Prescott cannot talk about leadership when little things that need being done, are not done. How many weeks now we have been talking about school children loitering around the streets after school hours. You mean to tell me a government that is boasting about its leadership, cannot devise measures to deal with this? The late John Compton frequently and publicly lamented the plight of Saint Lucian school children having to walk long distances to school. In his time, he took steps to change that. That is leadership. Our current Prime Minister has never demonstrated that he is aware of the social conditions facing the young people of St. Lucia that is driving them into all forms of decadent behaviour. Is that leadership, when a prime minister presides over a nation in peril and does nothing about it? Yet, Prescott talks about “the education revolution started under the Labour government of 1997-2006”. What revolution is he talking about? Where are the results of this revolution? Is Prescott smoking something that impairs his vision and thinking?

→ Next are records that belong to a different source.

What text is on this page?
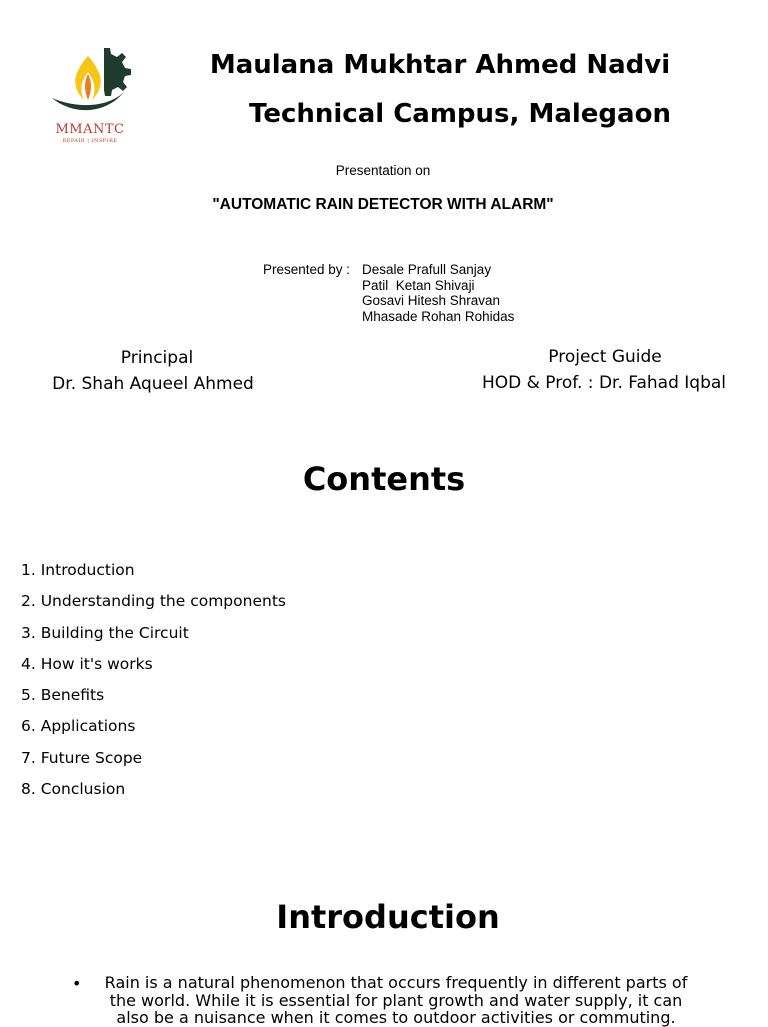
MMANTC
REPAIR | INSPIRE
Maulana Mukhtar Ahmed Nadvi
Technical Campus, Malegaon
Presentation on
"AUTOMATIC RAIN DETECTOR WITH ALARM"
Presented by : Desale Prafull Sanjay
Patil  Ketan Shivaji
Gosavi Hitesh Shravan
Mhasade Rohan Rohidas
Principal
Dr. Shah Aqueel Ahmed
Project Guide
HOD & Prof. : Dr. Fahad Iqbal
Contents
1. Introduction
2. Understanding the components
3. Building the Circuit
4. How it's works
5. Benefits
6. Applications
7. Future Scope
8. Conclusion
Introduction
• Rain is a natural phenomenon that occurs frequently in different parts of the world. While it is essential for plant growth and water supply, it can also be a nuisance when it comes to outdoor activities or commuting.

The lack of leadership in the SLP is not confined to the Prime Minister though. Look at the state of education with all its violence and anti social behaviour by students, lack of security at schools, children going to school dressed anyhow. The attack on a female teacher by two boys of the Clendon Mason School in Dennery this week is the latest manifestation of the crisis that currently exists in the school system and the lack of leadership in the government to bring it under control. There’s absolutely no discipline in the school system, but the Minister of Education sits there as though there’s nothing wrong. And on top of it all, Prescott wants to brag about education reform? What reform are you talking about when increasingly our children are finishing school unable to read and write?

It’s the same in health. Look at the situation at our hospitals? Look at the state of the environment, especially in the capital. In a recent segment of DBS-TV news with Alex Bousquet, several people lamented the state of the city and its garbage, its clogged gutters and drains, its stench of urine etc. etc. Where in all this is the Minister of Health? You call that leadership?

Prescott talks about superior leadership of the SLP when the government has involved St. Lucia in a massive law suit with the American Jack Grynberg and has to this day, never made a public statement on the matter so that Saint Lucians could get some kind of understanding of the issues involved. Is that good leadership?

Is it good leadership to take a decision to cut public servants salaries by five person without entering into any form of discussion with them? Is it good leadership to promise the people that better days are coming then turn around and impose hardship on them the way Labour has done?

Prescott’s article in THE VOICE of October 25 was another episode in a series that is intended to deceive the public. Instead of taking on the opposition and its internal affairs Labour ought to be devising ways and means of making life better for the people of St Lucia. This is what the public is clamouring for. The Prime Minister apparently is unaware of the level of discontent with his government that exists in the country and even that raises questions about his leadership, because a good leader would have his ears to the ground and not believe that it is raining when in fact, we are bathed in sunshine.

The fact is that Kenny Anthony has failed us and we need to dump him off as a matter of urgency and try something different. One of the issues facing this government that is seldom spoken of, even in the media, is the dominance of the Prime Minister in the government that reduces his other Ministers to silent observers. This may account for the failure of Cabinet members to be informed about the Grynberg matter but it also exemplifies the kind of leadership that Labour has provided to this country.

Finally, I want to make the point that whereas Prescott appears to be living in dreamland with his extravagant claim of good things being done by Labour, the points that I am raising are familiar to all who live here.